The Politics and the Law

4 minute read

To some Republicans, it looked like the smoking gun they’d been imagining for years. When the State Department released another batch of Hillary Clinton’s emails in early January, her GOP opponents said they had found proof she broke the law by knowingly keeping classified intelligence on her unsecured personal server as Secretary of State. GOP candidates declared her unfit for office, and the prospect of Hillary under federal investigation apparently helped spur aides to billionaire former New York City mayor Michael Bloomberg to float word of a possible White House run.

But behind the smoke there is, so far, just more smoke. A quiet, deliberate investigation by the FBI and the Justice Department is reviewing the potential mishandling of classified information found on Clinton’s server. The good news for Clinton is that the bar for legal action in cases like this is high, which makes criminal charges unlikely. The bad news for her is that the political costs may continue to mount anyway.

The latest turn in the story started back on June 16, 2011. Clinton was preparing to head to Guatemala and Jamaica, and the Middle East was a mess. A top aide, Jake Sullivan, arranged for a Defense Department expert to send Clinton some talking points on the situation in the region. When the Pentagon had trouble forwarding the material via secure fax, Clinton emailed Sullivan and suggested he “turn [it] into nonpaper w[ith] no identifying heading and send nonsecure.”

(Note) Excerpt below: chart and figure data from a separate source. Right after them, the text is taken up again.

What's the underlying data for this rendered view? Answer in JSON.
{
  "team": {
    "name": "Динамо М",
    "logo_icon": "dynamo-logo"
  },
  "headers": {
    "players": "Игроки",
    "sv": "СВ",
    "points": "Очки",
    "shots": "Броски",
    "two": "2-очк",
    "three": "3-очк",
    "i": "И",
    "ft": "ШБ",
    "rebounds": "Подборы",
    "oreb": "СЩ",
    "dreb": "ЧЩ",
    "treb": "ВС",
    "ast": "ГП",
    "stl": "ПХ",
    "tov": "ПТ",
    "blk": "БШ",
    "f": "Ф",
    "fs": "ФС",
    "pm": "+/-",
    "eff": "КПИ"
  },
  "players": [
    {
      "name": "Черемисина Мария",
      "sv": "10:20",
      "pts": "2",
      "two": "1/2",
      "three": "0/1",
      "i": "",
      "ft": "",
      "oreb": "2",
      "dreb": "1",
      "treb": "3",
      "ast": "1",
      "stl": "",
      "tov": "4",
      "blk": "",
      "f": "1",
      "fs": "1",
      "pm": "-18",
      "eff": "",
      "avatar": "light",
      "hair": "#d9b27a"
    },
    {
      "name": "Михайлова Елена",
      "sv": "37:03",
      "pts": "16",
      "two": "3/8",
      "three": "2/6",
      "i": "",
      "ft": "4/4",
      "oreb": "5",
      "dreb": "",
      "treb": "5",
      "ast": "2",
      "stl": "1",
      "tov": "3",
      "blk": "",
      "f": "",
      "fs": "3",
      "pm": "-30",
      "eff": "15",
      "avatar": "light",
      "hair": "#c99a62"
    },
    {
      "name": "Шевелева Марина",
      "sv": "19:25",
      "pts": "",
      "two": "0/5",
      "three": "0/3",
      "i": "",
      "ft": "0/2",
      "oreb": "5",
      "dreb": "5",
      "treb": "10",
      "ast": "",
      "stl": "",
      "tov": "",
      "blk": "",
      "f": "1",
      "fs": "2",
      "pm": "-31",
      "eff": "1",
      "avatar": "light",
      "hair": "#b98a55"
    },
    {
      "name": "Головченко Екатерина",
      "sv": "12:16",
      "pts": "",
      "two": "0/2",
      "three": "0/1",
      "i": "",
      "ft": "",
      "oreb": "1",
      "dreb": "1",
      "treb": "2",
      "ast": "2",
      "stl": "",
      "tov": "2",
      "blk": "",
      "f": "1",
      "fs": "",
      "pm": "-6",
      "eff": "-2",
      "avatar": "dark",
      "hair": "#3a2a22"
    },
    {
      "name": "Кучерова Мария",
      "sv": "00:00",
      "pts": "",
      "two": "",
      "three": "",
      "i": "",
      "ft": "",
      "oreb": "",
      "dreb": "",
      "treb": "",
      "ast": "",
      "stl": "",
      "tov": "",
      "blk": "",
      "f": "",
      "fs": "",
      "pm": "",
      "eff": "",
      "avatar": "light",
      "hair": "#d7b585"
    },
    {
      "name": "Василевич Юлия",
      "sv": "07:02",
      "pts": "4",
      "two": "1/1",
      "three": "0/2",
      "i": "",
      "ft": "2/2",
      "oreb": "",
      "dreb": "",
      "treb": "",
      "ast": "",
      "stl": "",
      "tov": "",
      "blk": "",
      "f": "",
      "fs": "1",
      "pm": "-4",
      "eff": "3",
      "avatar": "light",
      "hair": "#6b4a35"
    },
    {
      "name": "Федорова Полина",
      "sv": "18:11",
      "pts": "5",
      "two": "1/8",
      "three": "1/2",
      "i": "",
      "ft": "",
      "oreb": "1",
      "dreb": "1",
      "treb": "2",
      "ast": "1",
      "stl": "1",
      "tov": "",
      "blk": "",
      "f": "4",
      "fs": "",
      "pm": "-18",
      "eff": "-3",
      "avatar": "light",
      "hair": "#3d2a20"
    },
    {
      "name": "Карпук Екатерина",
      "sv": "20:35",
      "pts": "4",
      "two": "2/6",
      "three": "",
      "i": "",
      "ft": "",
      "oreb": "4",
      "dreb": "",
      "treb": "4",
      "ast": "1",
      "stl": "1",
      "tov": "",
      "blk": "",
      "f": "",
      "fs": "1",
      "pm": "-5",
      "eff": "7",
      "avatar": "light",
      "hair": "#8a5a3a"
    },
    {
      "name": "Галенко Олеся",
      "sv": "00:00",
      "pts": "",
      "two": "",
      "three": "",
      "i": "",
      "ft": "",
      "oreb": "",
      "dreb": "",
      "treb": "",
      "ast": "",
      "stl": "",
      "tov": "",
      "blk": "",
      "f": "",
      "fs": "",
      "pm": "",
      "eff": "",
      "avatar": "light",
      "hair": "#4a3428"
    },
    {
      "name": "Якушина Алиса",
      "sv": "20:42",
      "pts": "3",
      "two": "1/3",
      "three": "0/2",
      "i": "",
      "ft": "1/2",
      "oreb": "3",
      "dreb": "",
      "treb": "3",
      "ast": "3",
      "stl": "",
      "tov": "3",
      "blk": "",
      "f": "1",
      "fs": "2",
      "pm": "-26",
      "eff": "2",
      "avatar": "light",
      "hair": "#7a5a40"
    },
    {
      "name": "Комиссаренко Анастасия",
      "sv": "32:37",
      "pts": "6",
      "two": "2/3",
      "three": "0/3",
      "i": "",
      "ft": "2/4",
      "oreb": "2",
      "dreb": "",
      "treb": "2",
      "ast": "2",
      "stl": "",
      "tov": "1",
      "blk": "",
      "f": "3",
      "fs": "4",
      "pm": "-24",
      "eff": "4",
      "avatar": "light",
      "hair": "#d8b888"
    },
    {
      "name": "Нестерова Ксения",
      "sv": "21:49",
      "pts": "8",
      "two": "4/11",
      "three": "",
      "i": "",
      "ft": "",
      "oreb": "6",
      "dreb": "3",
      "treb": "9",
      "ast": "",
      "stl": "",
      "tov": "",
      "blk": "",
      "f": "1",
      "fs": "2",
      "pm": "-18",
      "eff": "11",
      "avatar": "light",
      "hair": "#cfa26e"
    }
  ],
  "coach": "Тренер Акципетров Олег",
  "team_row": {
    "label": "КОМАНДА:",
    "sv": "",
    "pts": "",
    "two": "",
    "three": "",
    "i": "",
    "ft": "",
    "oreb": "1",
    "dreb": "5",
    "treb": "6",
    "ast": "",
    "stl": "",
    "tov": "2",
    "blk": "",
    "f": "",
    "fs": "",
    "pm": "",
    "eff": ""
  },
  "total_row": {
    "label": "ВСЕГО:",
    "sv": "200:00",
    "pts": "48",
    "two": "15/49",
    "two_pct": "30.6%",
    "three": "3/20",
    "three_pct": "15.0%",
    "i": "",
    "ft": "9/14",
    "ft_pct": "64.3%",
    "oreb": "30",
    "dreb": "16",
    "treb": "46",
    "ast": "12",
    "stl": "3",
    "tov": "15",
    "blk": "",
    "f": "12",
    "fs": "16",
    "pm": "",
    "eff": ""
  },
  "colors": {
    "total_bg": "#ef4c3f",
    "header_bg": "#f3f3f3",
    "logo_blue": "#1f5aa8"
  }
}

Michael Mukasey, George W. Bush’s former Attorney General, writing in the Wall Street Journal, said that email showed Clinton’s “guilty state of mind,” which is the hard-to-prove standard for conviction in some cases of criminal mishandling of intelligence. Clinton’s campaign says it shows the opposite. A “nonpaper,” one campaign official points out, is a diplomatic document that has been stripped of identifying material so that it can be circulated to counterparts in negotiations. People “mistook” what she was asking for, the official says. In any case, State says no such “nonpaper” email ultimately was sent to Clinton; a secure fax was.

Justice rarely moves quickly on these kinds of probes, and with more than 1,600 work emails from Clinton’s private server found to have classified material in them, there is plenty for the FBI to review. Investigators will pay close attention to 22 emails intelligence officials say contain top-secret information that was not originally generated by State but by agencies like the CIA or the National Security Agency. The FBI might interview diplomats who mishandled that information and then, perhaps, the Clinton aides who passed it along to her on her private server.

But only then would a discussion begin at the highest levels of the Justice Department over whether to pursue any legal action. A conviction would have to be “a lead-pipe cinch,” says one former top Justice official who is no fan of Clinton’s. Investigators have been collecting documents, but there is no sign that federal agents have interviewed anyone close to Clinton yet. Several individuals involved in the case tell TIME they have not been interviewed by the FBI or the Justice Department.

Still, the email affair will continue to dog Clinton as she contends with Bernie Sanders in the early primaries. The judge overseeing the Freedom of Information Act case that forced the release of 44,818 pages of emails so far ordered the State Department to release the remaining 7,600 pages by the end of January. State, struggling to find and remove classified information from them before doing so, asked for a one-month extension. That would mean the final batch of emails could come out right before Super Tuesday, when Democratic voters in 11 states go to the polls. Even then, the FBI probe could continue for months. Only when Justice is ready to go public with its findings will the smoke around Clinton’s emails finally clear.